Zwar ziehen sich in der Bildungspolitik einige Topoi durch die gesamte Geschichte: der Streit über die Schulstruktur, die Debatte über Stofffülle und Bildungskanon oder den "Mut zur Erziehung". Aber Stillstand war nie, Werte verschoben sich, Institutionen entkrampften. Auch heute noch empfinden manche Schüler den Unterricht als eine Zwangsveranstaltung. Aber dass den älteren Bundesbürgern die Prügelstrafe noch in guter schlechter und schmerzhafter Erinnerung ist, löst bei Jugendlichen immer wieder Staunen aus.
"Die bayerische Demokratie geht manchmal seltsame Wege..."
Verunsichert von den Pisa-Studien, schicken immer mehr Eltern ihr Kind auf eine Privatschule; auch die kirchlichen Schulen sind wieder beliebt. Die Verbissenheit jedoch, mit der in den fünfziger Jahren sogar staatliche Schulen Katholiken von Protestanten trennten, wirkt nur noch kurios.
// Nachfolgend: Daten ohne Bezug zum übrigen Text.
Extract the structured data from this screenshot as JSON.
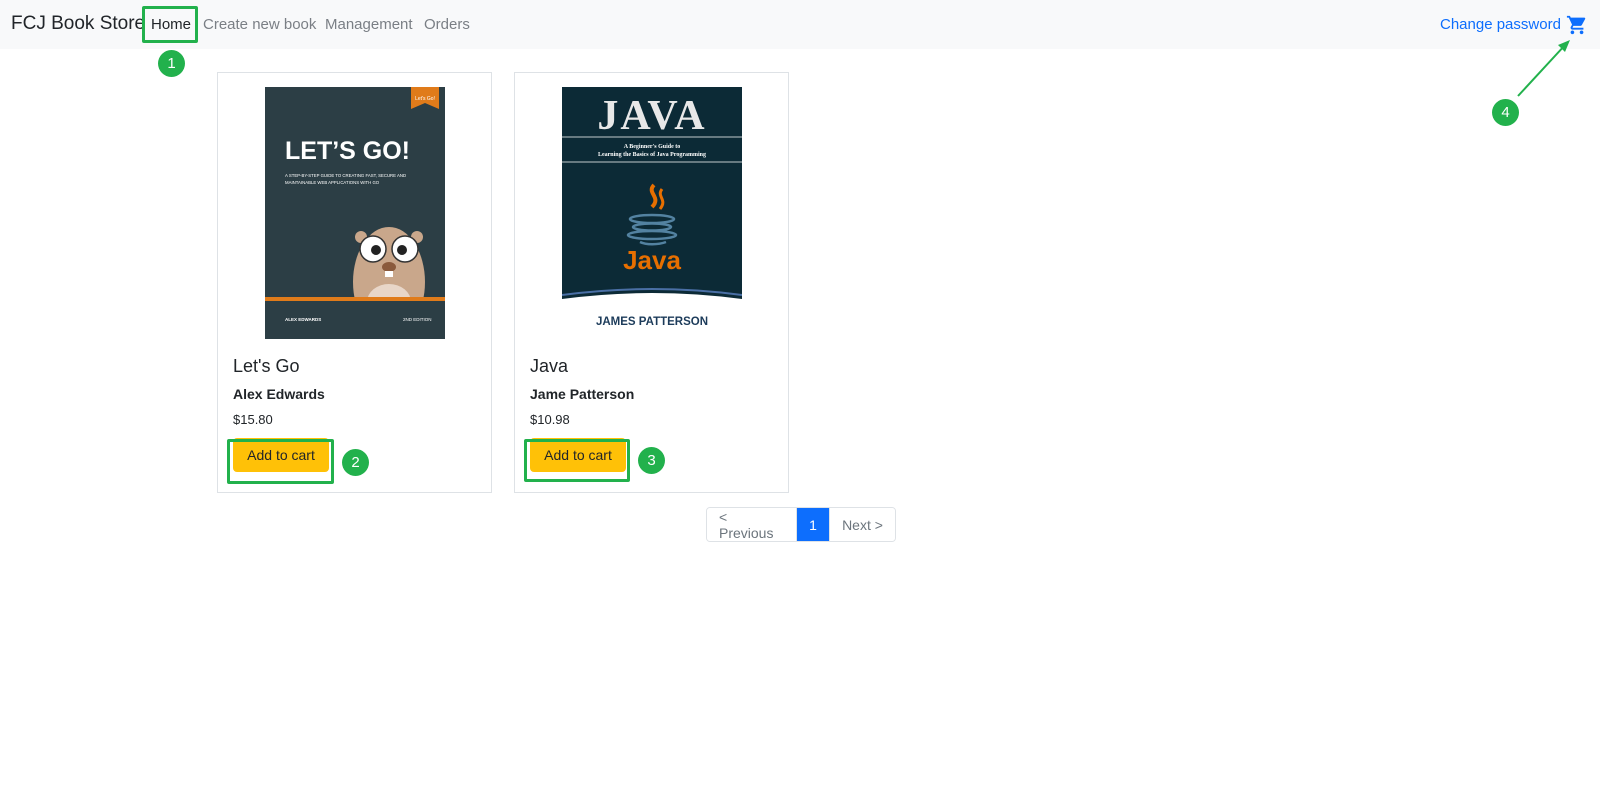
{
  "navbar": {
    "brand": "FCJ Book Store",
    "links": [
      {
        "label": "Home"
      },
      {
        "label": "Create new book"
      },
      {
        "label": "Management"
      },
      {
        "label": "Orders"
      }
    ],
    "change_password": "Change password",
    "cart_icon": "shopping-cart-icon"
  },
  "books": [
    {
      "title": "Let's Go",
      "author": "Alex Edwards",
      "price": "$15.80",
      "button": "Add to cart",
      "cover": {
        "tag": "Let's Go!",
        "heading": "LET’S GO!",
        "subtitle_line1": "A STEP-BY-STEP GUIDE TO CREATING FAST, SECURE AND",
        "subtitle_line2": "MAINTAINABLE WEB APPLICATIONS WITH GO",
        "author": "ALEX EDWARDS",
        "edition": "2ND EDITION"
      }
    },
    {
      "title": "Java",
      "author": "Jame Patterson",
      "price": "$10.98",
      "button": "Add to cart",
      "cover": {
        "heading": "JAVA",
        "subtitle_line1": "A Beginner's Guide to",
        "subtitle_line2": "Learning the Basics of Java Programming",
        "logo_text": "Java",
        "author": "JAMES PATTERSON"
      }
    }
  ],
  "pagination": {
    "previous": "< Previous",
    "current": "1",
    "next": "Next >"
  },
  "annotations": [
    "1",
    "2",
    "3",
    "4"
  ],
  "colors": {
    "accent": "#0d6efd",
    "button": "#ffc107",
    "annotation": "#22b14c"
  }
}
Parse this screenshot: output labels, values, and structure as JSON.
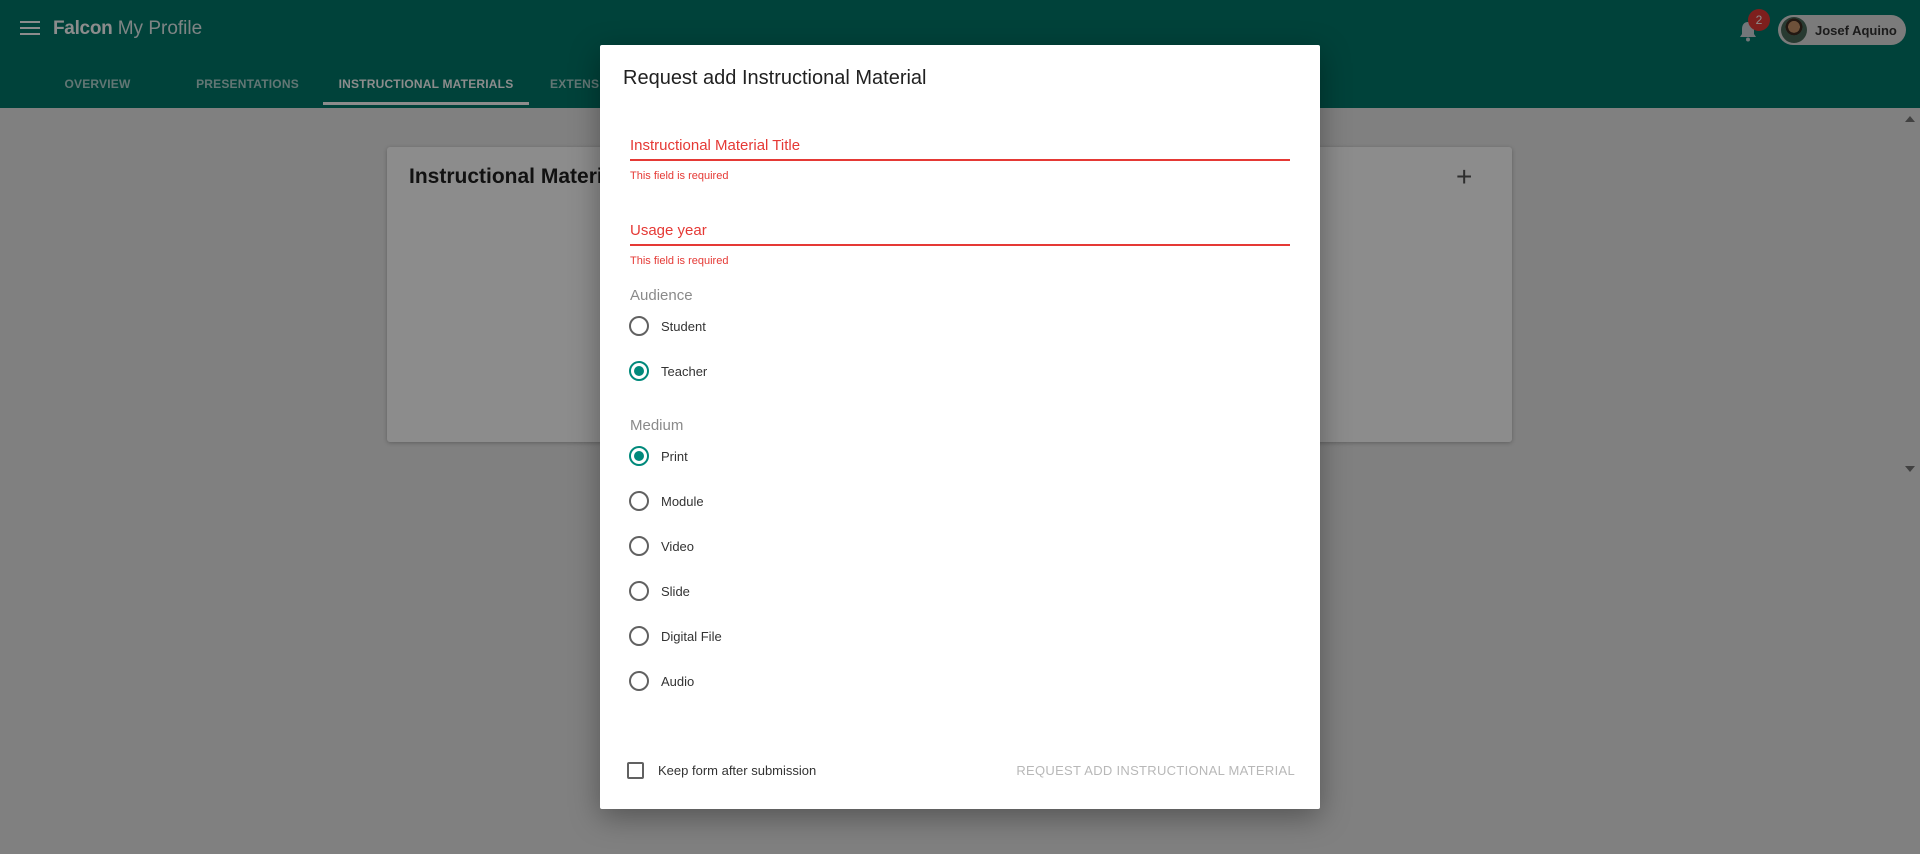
{
  "app": {
    "brand_bold": "Falcon",
    "brand_light": "My Profile",
    "notification_count": "2",
    "user_name": "Josef Aquino"
  },
  "tabs": [
    {
      "label": "OVERVIEW",
      "active": false
    },
    {
      "label": "PRESENTATIONS",
      "active": false
    },
    {
      "label": "INSTRUCTIONAL MATERIALS",
      "active": true
    },
    {
      "label": "EXTENSI",
      "active": false
    }
  ],
  "page": {
    "card_title": "Instructional Materials",
    "add_icon": "+"
  },
  "dialog": {
    "title": "Request add Instructional Material",
    "title_field": {
      "label": "Instructional Material Title",
      "error": "This field is required",
      "value": ""
    },
    "year_field": {
      "label": "Usage year",
      "error": "This field is required",
      "value": ""
    },
    "audience": {
      "label": "Audience",
      "options": [
        "Student",
        "Teacher"
      ],
      "selected": "Teacher"
    },
    "medium": {
      "label": "Medium",
      "options": [
        "Print",
        "Module",
        "Video",
        "Slide",
        "Digital File",
        "Audio"
      ],
      "selected": "Print"
    },
    "keep_form_label": "Keep form after submission",
    "keep_form_checked": false,
    "submit_label": "REQUEST ADD INSTRUCTIONAL MATERIAL"
  },
  "colors": {
    "primary": "#00796b",
    "accent": "#00897b",
    "error": "#e53935",
    "badge": "#e53935"
  }
}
Die Gemeinde Staudach-Egerndach im Chiemgau, Januar 1950: Eine Lehrerin wird versetzt. Sie kam als Flüchtling nach Bayern - und ist evangelisch. Das passt dem Schulamt nicht, die Kinder hier sind schließlich katholisch.
Die Eltern indes, zufrieden mit der Lehrerin, wehren sich. Schulstreik! Zwei Wochen lang. Aber die Behörden lassen sich nicht erweichen. Die Süddeutsche Zeitung zitiert damals das US-Landeskommissariat: "Die bayerische Demokratie geht manchmal seltsame Wege..."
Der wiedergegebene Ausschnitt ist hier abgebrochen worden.